Published
Hello school nurse friends! I am curious if you all are seeing a significant increase of ADHD meds given at school. Especially in the mornings? The increase at my school is so significant that I have ran out of locked drawer space. The administration and social workers who initiate the med administration at school always say something like "the parents aren't giving it at home, at least we know they will get it here!". One social worker just told me "I am attempting to help them be successful parents". My concern is that taking the responsibility off the the parents and giving it to the school, is not helping them to be successful but rather enabling them.
Im not exactly sure how to fix this or improve this. Any thoughts or ideas?
Medications should be administered at school only if not possible at home. My goal is to make the parent / student as responsible as possible. This being said, there is always the exception - no adult supervision in the morning, has early morning athletics (will give after with breakfast), etc.
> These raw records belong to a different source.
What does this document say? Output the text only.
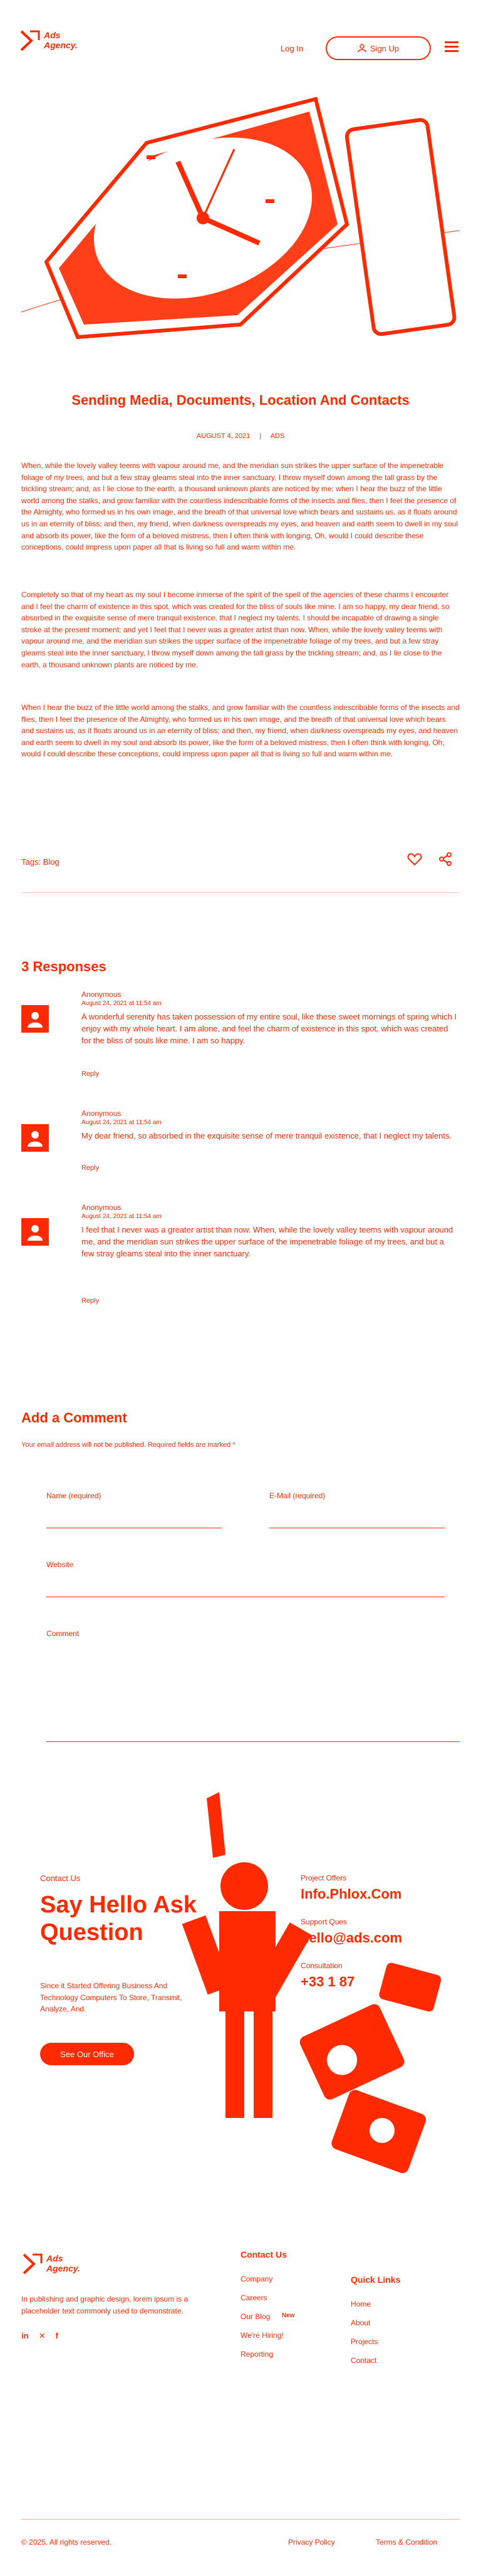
Ads
Agency.	Log In	Sign Up
Sending Media, Documents, Location And Contacts
AUGUST 4, 2021 | ADS
When, while the lovely valley teems with vapour around me, and the meridian sun strikes the upper surface of the impenetrable foliage of my trees, and but a few stray gleams steal into the inner sanctuary, I throw myself down among the tall grass by the trickling stream; and, as I lie close to the earth, a thousand unknown plants are noticed by me: when I hear the buzz of the little world among the stalks, and grow familiar with the countless indescribable forms of the insects and flies, then I feel the presence of the Almighty, who formed us in his own image, and the breath of that universal love which bears and sustains us, as it floats around us in an eternity of bliss; and then, my friend, when darkness overspreads my eyes, and heaven and earth seem to dwell in my soul and absorb its power, like the form of a beloved mistress, then I often think with longing, Oh, would I could describe these conceptions, could impress upon paper all that is living so full and warm within me.
Completely so that of my heart as my soul I become inmerse of the spirit of the spell of the agencies of these charms I encounter and I feel the charm of existence in this spot, which was created for the bliss of souls like mine. I am so happy, my dear friend, so absorbed in the exquisite sense of mere tranquil existence, that I neglect my talents. I should be incapable of drawing a single stroke at the present moment; and yet I feel that I never was a greater artist than now. When, while the lovely valley teems with vapour around me, and the meridian sun strikes the upper surface of the impenetrable foliage of my trees, and but a few stray gleams steal into the inner sanctuary, I throw myself down among the tall grass by the trickling stream; and, as I lie close to the earth, a thousand unknown plants are noticed by me.
When I hear the buzz of the little world among the stalks, and grow familiar with the countless indescribable forms of the insects and flies, then I feel the presence of the Almighty, who formed us in his own image, and the breath of that universal love which bears and sustains us, as it floats around us in an eternity of bliss; and then, my friend, when darkness overspreads my eyes, and heaven and earth seem to dwell in my soul and absorb its power, like the form of a beloved mistress, then I often think with longing, Oh, would I could describe these conceptions, could impress upon paper all that is living so full and warm within me.
Tags: Blog
3 Responses
Anonymous
August 24, 2021 at 11:54 am
A wonderful serenity has taken possession of my entire soul, like these sweet mornings of spring which I enjoy with my whole heart. I am alone, and feel the charm of existence in this spot, which was created for the bliss of souls like mine. I am so happy.
Reply
Anonymous
August 24, 2021 at 11:54 am
My dear friend, so absorbed in the exquisite sense of mere tranquil existence, that I neglect my talents.
Reply
Anonymous
August 24, 2021 at 11:54 am
I feel that I never was a greater artist than now. When, while the lovely valley teems with vapour around me, and the meridian sun strikes the upper surface of the impenetrable foliage of my trees, and but a few stray gleams steal into the inner sanctuary.
Reply
Add a Comment
Your email address will not be published. Required fields are marked *
Name (required)	E-Mail (required)
Website
Comment
Contact Us
Say Hello Ask
Question
Since it Started Offering Business And Technology Computers To Store, Transmit, Analyze, And.
See Our Office
Project Offers
Info.Phlox.Com
Support Ques
hello@ads.com
Consultation
+33 1 87
Ads
Agency.
In publishing and graphic design, lorem ipsum is a placeholder text commonly used to demonstrate.
in ✕ f
Contact Us
Company
Careers
Our Blog New
We're Hiring!
Reporting
Quick Links
Home
About
Projects
Contact
© 2025. All rights reserved.	Privacy Policy	Terms & Condition
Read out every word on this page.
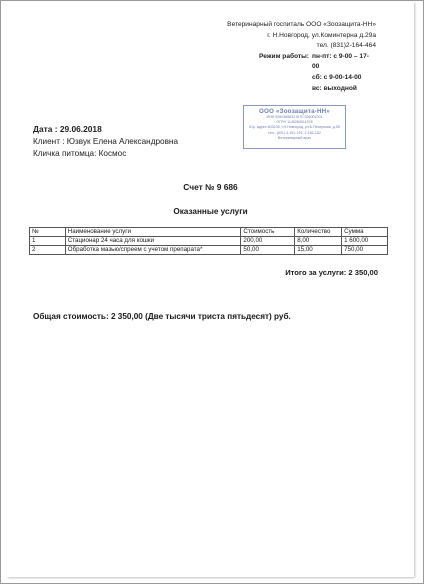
Ветеринарный госпиталь ООО «Зоозащита-НН»
г. Н.Новгород, ул.Коминтерна д.29а
тел. (831)2-164-464
Режим работы: пн-пт: с 9-00 – 17-00
сб: с 9-00-14-00
вс: выходной
ООО «Зоозащита-НН»
ИНН 5260389632 КПП 526001001
ОГРН 1145260011578
Юр. адрес 603105, г.Н.Новгород, ул.Б.Печерская, д.55
тел.: (831) 4-191-191, 2-182-182
Ветеринарный врач
Дата : 29.06.2018
Клиент : Юзвук Елена Александровна
Кличка питомца: Космос
Счет № 9 686
Оказанные услуги
№	Наименование услуги	Стоимость	Количество	Сумма
1	Стационар 24 часа для кошки	200,00	8,00	1 600,00
2	Обработка мазью/спреем с учетом препарата*	50,00	15,00	750,00
Итого за услуги: 2 350,00
Общая стоимость: 2 350,00 (Две тысячи триста пятьдесят) руб.
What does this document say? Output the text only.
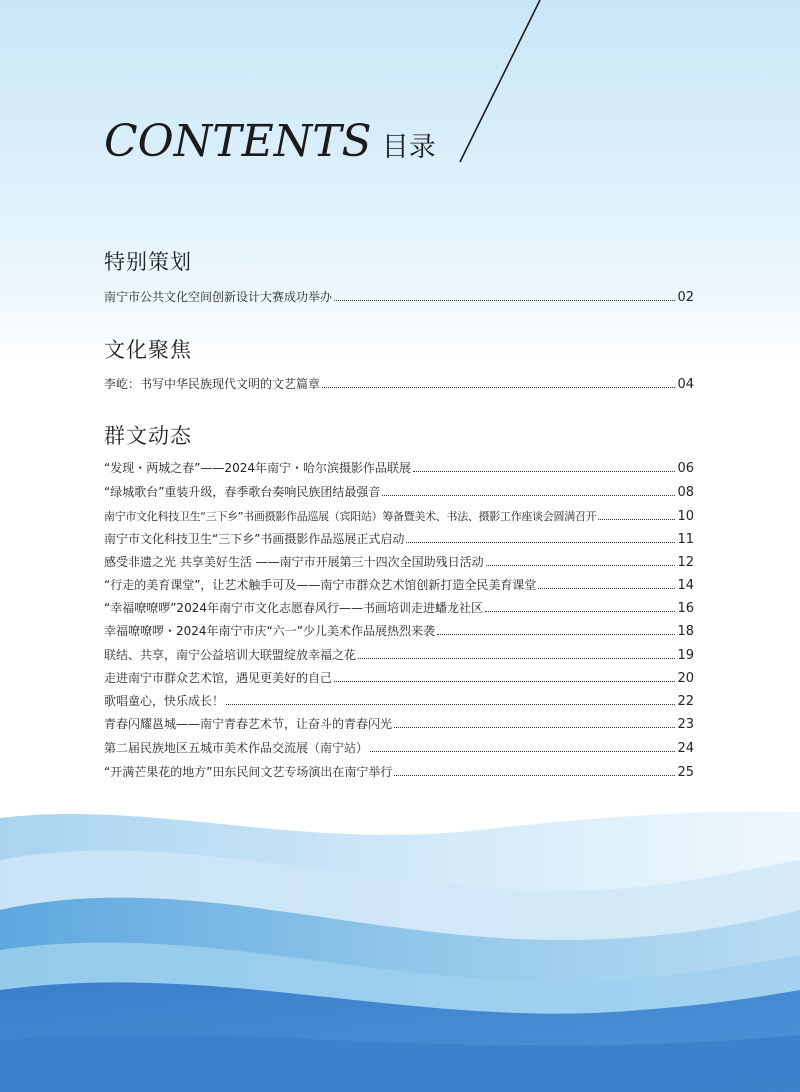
CONTENTS 目录
特别策划
南宁市公共文化空间创新设计大赛成功举办	02
文化聚焦
李屹：书写中华民族现代文明的文艺篇章	04
群文动态
“发现・两城之春”——2024年南宁・哈尔滨摄影作品联展	06
“绿城歌台”重装升级，春季歌台奏响民族团结最强音	08
南宁市文化科技卫生“三下乡”书画摄影作品巡展（宾阳站）筹备暨美术、书法、摄影工作座谈会圆满召开	10
南宁市文化科技卫生“三下乡”书画摄影作品巡展正式启动	11
感受非遗之光 共享美好生活 ——南宁市开展第三十四次全国助残日活动	12
“行走的美育课堂”，让艺术触手可及——南宁市群众艺术馆创新打造全民美育课堂	14
“幸福嘹嘹啰”2024年南宁市文化志愿春风行——书画培训走进蟠龙社区	16
幸福嘹嘹啰・2024年南宁市庆“六一”少儿美术作品展热烈来袭	18
联结、共享，南宁公益培训大联盟绽放幸福之花	19
走进南宁市群众艺术馆，遇见更美好的自己	20
歌唱童心，快乐成长！	22
青春闪耀邕城——南宁青春艺术节，让奋斗的青春闪光	23
第二届民族地区五城市美术作品交流展（南宁站）	24
“开满芒果花的地方”田东民间文艺专场演出在南宁举行	25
However, for stay at home moms who drop their kids off at school - NOPE!!! My suggestion will always be for them to check in 2-3 pills for PRN use. Then, parent has to call or e-mail to verify they in fact did not take so we do not double dose.
As many have said, there is that window of time for the med to kick in. If they are good at coming to nurse as soon as they enter building, it may be possible. However, most of these kids cannot be found until first period and by the time I dose them - that first class is a wash!!!
I have only had this with 2 students.
One took his at school because he went to daycare for an hour before school and took a bus from daycare to school. If his parents dosed him before going to daycare, it would wear off before his lunch time dose. Daycare would not give meds.
Another was a junior high kid who had PE first thing in the morning. His heart rate would go up for a little while when his meds kicked in and he didn't want it to coincide with his heart rate going up in PE. He would come take it as soon as he was done changing out of his PE uniform.
4 hours ago, JenTheSchoolRN said:But I still wonder: weekends, school vacation, summers...how to manage and navigate that.
I don't worry about this. I do have some that only take meds on school days including a few where the parents will call and tell me to hold the dose if it is a fun day like field trips or Field day, when the parent feels that the med is not necessary because the kid is not sitting in class and needing to be focused to learn.
Because I see several schools and am aware of some family situations I can see both sides of this coin. I'm aware of a somewhat fragile student who's meds get forgotten from time to time. I know the hows and whys and he should get these meds at school because Mom and Dad leave for work and a high school sibling gets everyone on the bus.
OTOH I saw a student with morning meds at school who should be getting meds at home and I have NO idea why the meds are given at school.
I will rarely accept medication that is admninistered once a day. I think I've only done it twice in 15 years. At what point are we taking over parental responsibility? Also, being in a high school, we are preparing these students to go out into the world as "adults". I will call them down for the first couple of days if they don't show for meds, after that it becomes a refusal. I inform the parents of this when they bring the meds into the clinic, and will contact them after the student has missed a few days and after I speak to the student as well.
There have been a few, where the parenting was a complete disaster, of epic proportions. Not DCYF level but hovering...he was for the most part pretty good about coming into get it first thing...it made a measurable difference for this kids success and he is on track to graduate on time....win!
I am in the "this can be done but should be the exception" camp here.
I agree that we need to have boundaries between what the school is responsible for and what parents are responsible for. Sometimes I feel like why should your lack of parenting/organization/memory or whatever be *my* problem.
But like someone said it is an imperfect world.
I have only had a few students I have done this for. One is an athlete who has early morning practice before school. So she comes in after she is done with practice.
Another was a student whose parents were divorced and mom and dad argued over whether or not she needed the med. One parent refused to give it so instead of alternating days when she was flopping back and forth between houses it was just easier for me to give it daily. For the record, this was one student who really did need it. The change in her was drastic and noticeable and very positive.
But for the majority we need to stand firm and enforce that some responsibilities are for home and not school. This is good health care anyway!
But it's getting harder and harder to do in this world we are living in.